As earlier suggested, Watson and Campbell ask that we reflect on historical capitalism as we consider the ramifications of reparations claims. Formations of world order constitutive of capitalistic economic systems extend back for centuries at least. Imperialism was under constant contest before and since the Europeans, taking haphazard shape from myriad encounters with alternative systems of authority. The structural economic realities and opportunities facing European powers in the long 16th Century were all to do with their lag behind Asia, particularly their individual trade deficits with China and their internal scramble for pre-eminence. Indeed territorial conquest through plunder and dispossession pre-dated the rise of the West and was largely the means through which empire-making was possible. But how the different European powers inscribed their processes of accumulation by dispossession and how the New World was dragged into this orbit require careful consideration. The decision in the 16th and 17th Centuries to experiment and then embark upon the African Slave Trade followed unsustainable attempts to extract surplus labour from indigenous and indentured peoples, occurring within a cultural and interpersonal context that legitimised the capture and, later, the commodification of African peoples as ultimately a `civilising gesture’. We learn that by 1850 a westward shift of hegemony from East to West was completed. The reparations case, I believe, is precisely pitched at how this settlement was reached, the argument being that it was founded on deadly inventions of racial difference with tangible and terrible effects. Let us go back to the `long 16th century’ as touchstone for an understanding of the Beckles Commission’s 400 year timeline.

The long 16th century is necessary for tracking the various ways legal codes were enacted to strip the enslaved Africans of all protection of the law. Chattel slavery was neither an inevitable nor natural capitalist outcome for solving the demand for labour. Indeed Africans who were brought to the slave colonies throughout the 16th century had uncertain legal status; some were indentured servants and some could own slaves themselves. The Barbados Slave Code of 1661 was the first code establishing the English legal base for chattel slavery in the Caribbean and its adoption in South Carolina in 1696 laid out the guidelines for British North America. So that while for European powers labour was necessary for the sugar, tobacco and cotton plantations, slave labour was unnecessary unless the imperative to extract excess profits coexisted with supremacist ideas. The invention of chattel slavery in these circumstances was neither historically inevitable nor foreseen in the early rivalry stakes among European powers. This is why it is problematic to equate chattel slavery with all other forms of labour exploitation and to proceed to fold this dehumanising, commodification experience into an analysis of surplus labour extraction. In short, the African Slave Trade and the plantation system arose out of a contingent set of processes that were neither predetermined nor uncontested.
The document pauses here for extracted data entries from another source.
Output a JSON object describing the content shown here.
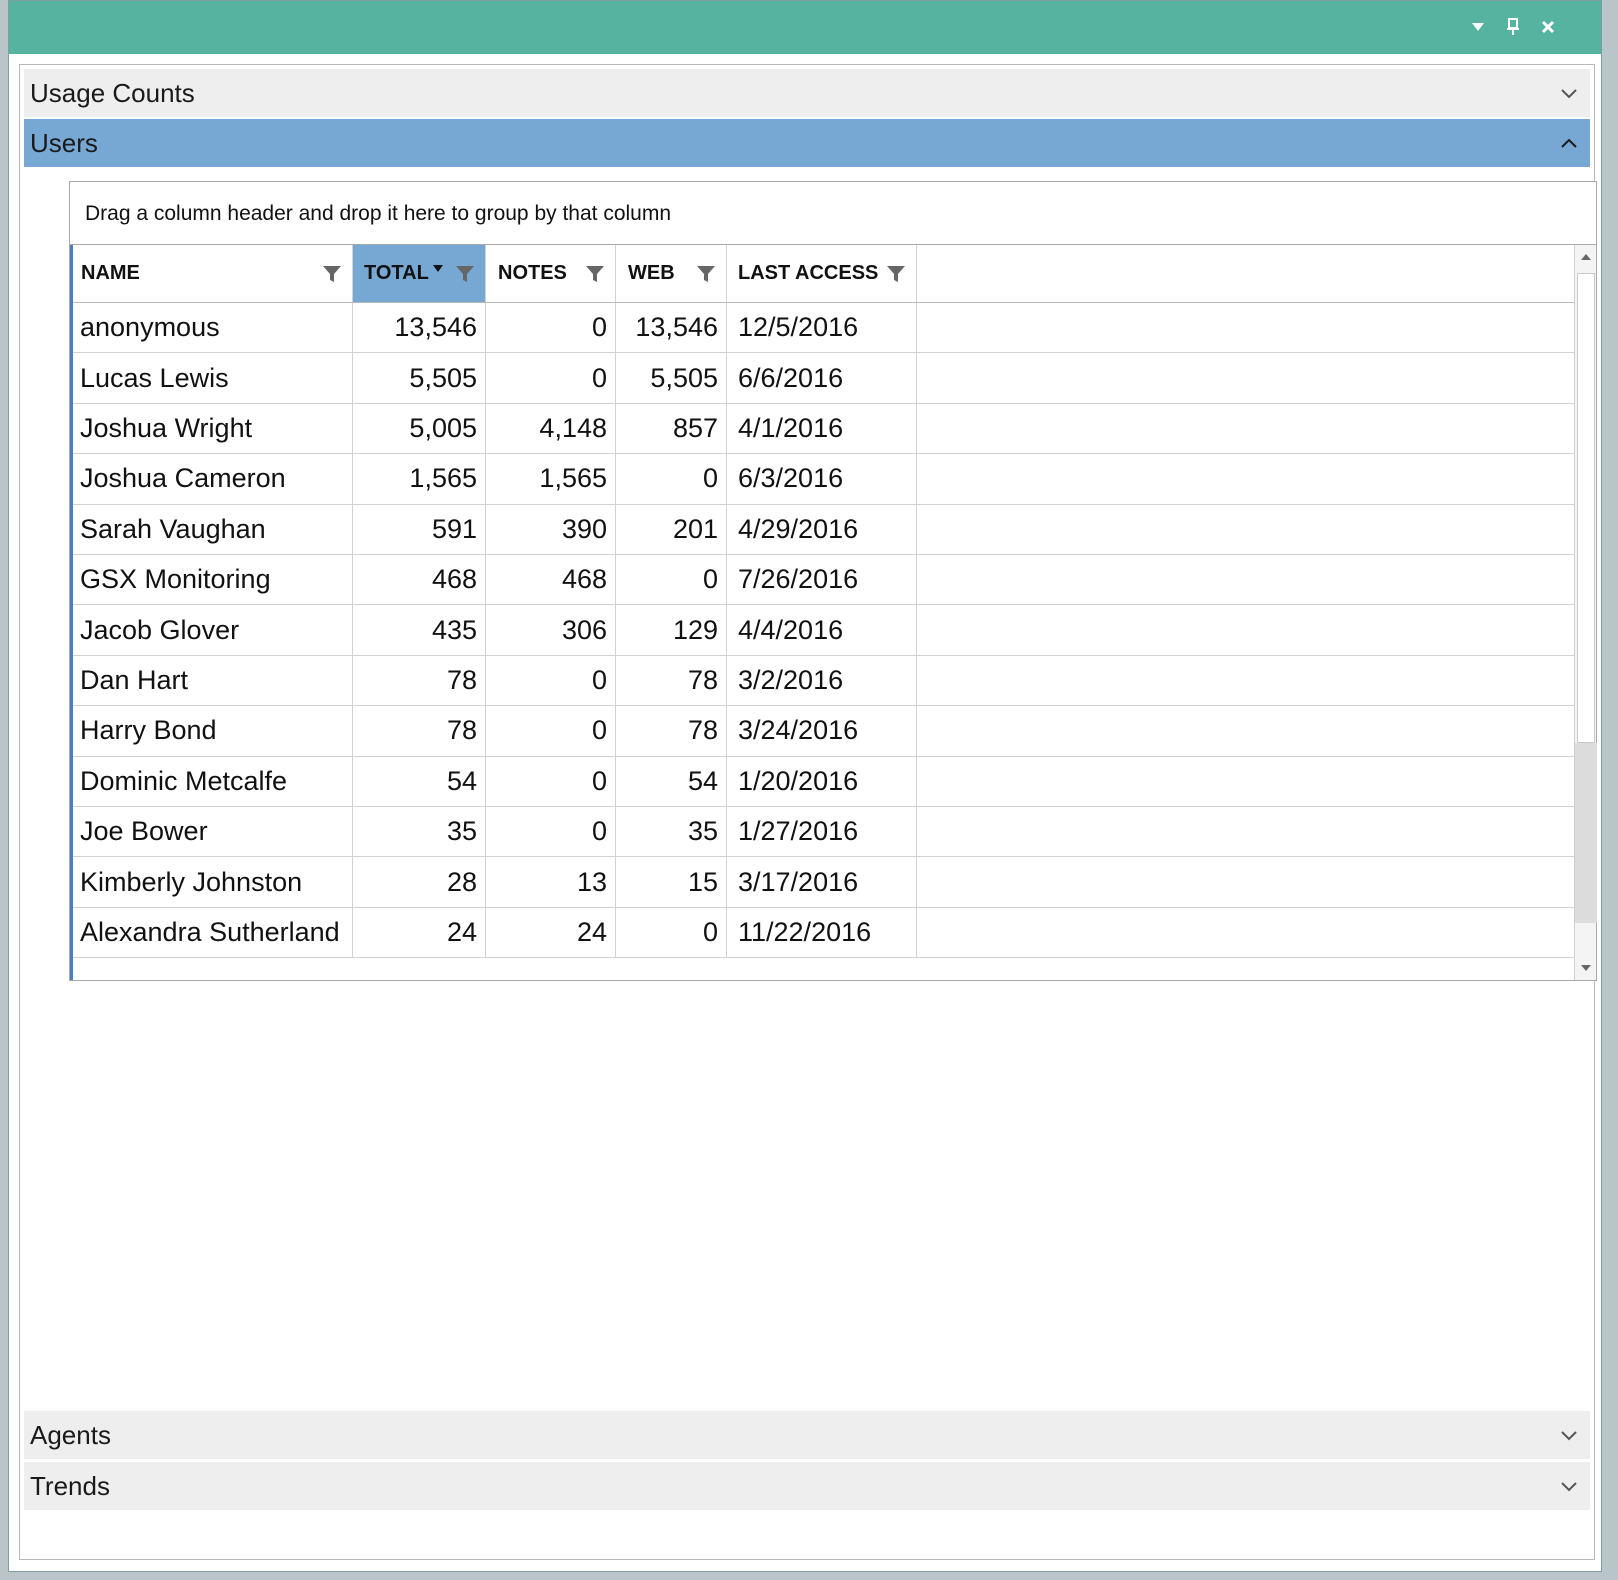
{
  "window": {
    "controls": [
      "dropdown-icon",
      "pin-icon",
      "close-icon"
    ],
    "accent_color": "#56b3a0"
  },
  "sections": {
    "usage_counts": "Usage Counts",
    "users": "Users",
    "agents": "Agents",
    "trends": "Trends",
    "active_color": "#77a8d3"
  },
  "grid": {
    "group_panel_text": "Drag a column header and drop it here to group by that column",
    "columns": {
      "name": "NAME",
      "total": "TOTAL",
      "notes": "NOTES",
      "web": "WEB",
      "last_access": "LAST ACCESS"
    },
    "sorted_column": "total",
    "sort_direction": "descending",
    "rows": [
      {
        "name": "anonymous",
        "total": "13,546",
        "notes": "0",
        "web": "13,546",
        "last_access": "12/5/2016"
      },
      {
        "name": "Lucas Lewis",
        "total": "5,505",
        "notes": "0",
        "web": "5,505",
        "last_access": "6/6/2016"
      },
      {
        "name": "Joshua Wright",
        "total": "5,005",
        "notes": "4,148",
        "web": "857",
        "last_access": "4/1/2016"
      },
      {
        "name": "Joshua Cameron",
        "total": "1,565",
        "notes": "1,565",
        "web": "0",
        "last_access": "6/3/2016"
      },
      {
        "name": "Sarah Vaughan",
        "total": "591",
        "notes": "390",
        "web": "201",
        "last_access": "4/29/2016"
      },
      {
        "name": "GSX Monitoring",
        "total": "468",
        "notes": "468",
        "web": "0",
        "last_access": "7/26/2016"
      },
      {
        "name": "Jacob Glover",
        "total": "435",
        "notes": "306",
        "web": "129",
        "last_access": "4/4/2016"
      },
      {
        "name": "Dan Hart",
        "total": "78",
        "notes": "0",
        "web": "78",
        "last_access": "3/2/2016"
      },
      {
        "name": "Harry Bond",
        "total": "78",
        "notes": "0",
        "web": "78",
        "last_access": "3/24/2016"
      },
      {
        "name": "Dominic Metcalfe",
        "total": "54",
        "notes": "0",
        "web": "54",
        "last_access": "1/20/2016"
      },
      {
        "name": "Joe Bower",
        "total": "35",
        "notes": "0",
        "web": "35",
        "last_access": "1/27/2016"
      },
      {
        "name": "Kimberly Johnston",
        "total": "28",
        "notes": "13",
        "web": "15",
        "last_access": "3/17/2016"
      },
      {
        "name": "Alexandra Sutherland",
        "total": "24",
        "notes": "24",
        "web": "0",
        "last_access": "11/22/2016"
      }
    ]
  }
}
A case for reparations as pursued by CARICOM is legitimate even as care must be taken to explore the dynamics of class and gender. The women-of-colour issue is also central to the claim for reparatory justice while the point of how to locate European working classes in such appeals requires nuanced engagement. But the question of who benefitted from the slave trade, slavery and the colonial order involves acknowledgement of the dense web of relations marked by coercion, negotiation, complicity, affiliation and revolt. Watson and Campbell are correct to direct our attention to historical capitalist relations of power; but it is equally important that we delve into the shifting strategies of accumulation, the rivalry among European powers for material and ideological ascendancy in the global power stakes, and the reaction of social forces to empire and domination all at specific historical conjunctures. Capitalism did not require chattel slavery even as it was most congenial to elite western/southern European imperial ambitions and quests for splendour.